THOUGH you might have missed the fourth edition of the Jurčove dni (Jurčo’s Days) event in Nitrianske Pravno, western Slovakia, back in mid August, the results of this festival, where both local and international blacksmiths converge each year to demonstrate their skills, will have a lasting effect.
Forty five blacksmiths participated, creating their works before the visitors’ eyes, like hand-hammered sculptures, statuettes and plastic art, all of which went into an exhibition.
Benedikt Jurčo, the festival’s namesake, is currently the headmaster at the Private School of Applied Arts in Kremnica, originally established as the Secondary School of Arts and Crafts in 1966. In his 48 years of teaching, 350 young people have graduated from this course.
“I am glad that most of them have not diverted from these difficult, complex crafts,” Jurčo told the TASR newswire. “This can be proved by the fact that 56 smiths still exist around Slovakia, which have their logo and a respected brand. Many repair and restore metal gates, bars and other parts of historical buildings where similar technologies, as in the past, have to be applied.”
Jurčo, who is retiring to be replaced by his former student Juraj Cinkanič, added that Slovak blacksmiths have also been successful abroad, for example, in Germany, France and the US. Peter Štafen has a shop in France and has participated in renovations at Versailles. His brother Pavol focuses on precious metals and stones in Slovakia.
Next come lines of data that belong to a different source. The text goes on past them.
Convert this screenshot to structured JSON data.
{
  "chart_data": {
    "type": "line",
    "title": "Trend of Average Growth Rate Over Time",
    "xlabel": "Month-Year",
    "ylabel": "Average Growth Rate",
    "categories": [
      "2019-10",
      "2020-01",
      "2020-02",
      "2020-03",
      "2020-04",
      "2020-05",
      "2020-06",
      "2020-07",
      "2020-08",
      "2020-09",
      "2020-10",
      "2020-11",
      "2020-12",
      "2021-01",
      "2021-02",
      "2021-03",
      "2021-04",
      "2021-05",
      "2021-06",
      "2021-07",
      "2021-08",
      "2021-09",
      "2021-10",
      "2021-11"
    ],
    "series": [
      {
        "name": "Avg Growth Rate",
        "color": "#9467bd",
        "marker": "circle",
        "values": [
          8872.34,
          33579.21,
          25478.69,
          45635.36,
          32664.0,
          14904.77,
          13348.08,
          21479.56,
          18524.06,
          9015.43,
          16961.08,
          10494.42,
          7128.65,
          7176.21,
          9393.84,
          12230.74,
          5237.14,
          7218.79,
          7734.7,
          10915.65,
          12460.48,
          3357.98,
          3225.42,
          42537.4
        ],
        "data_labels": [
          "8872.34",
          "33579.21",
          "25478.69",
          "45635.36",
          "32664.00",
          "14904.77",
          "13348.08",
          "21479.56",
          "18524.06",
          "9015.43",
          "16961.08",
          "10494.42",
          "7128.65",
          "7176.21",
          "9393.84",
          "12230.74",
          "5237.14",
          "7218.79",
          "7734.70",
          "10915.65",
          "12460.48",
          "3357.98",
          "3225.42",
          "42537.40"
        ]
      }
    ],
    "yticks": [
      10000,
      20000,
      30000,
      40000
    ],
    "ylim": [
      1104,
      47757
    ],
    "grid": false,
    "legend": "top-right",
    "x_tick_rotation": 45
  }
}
Another graudate, Ján Konuš, went on to study at the Academy of Arts in Banská Bystrica and became a prominent sculptor.
A group of French blacksmiths were invited by Peter Štafen to help forge a memorial sculpture to commemorate such meetings. Branislav Morávek, Tomáš Šiagy and Ján Konuš forged a comical statue of a photographer with an old leather camera bag covered with a linen sheet. Afterwards, the statue was coated with zinc and placed in the park in the middle of Nitrianske Pravno. The blacksmiths agreed to donate the works of art made at the event to the municipality with the aim of gradually creating a unique gallery for this craft in Slovakia
The first statue, called Re-birth, was made by Titus Angyla with his helpers in the Dedina mládeže village near Komárno. He strives to emphasise the efforts of artisanal blacksmiths to preserve what he describes not as a craft, but a mission.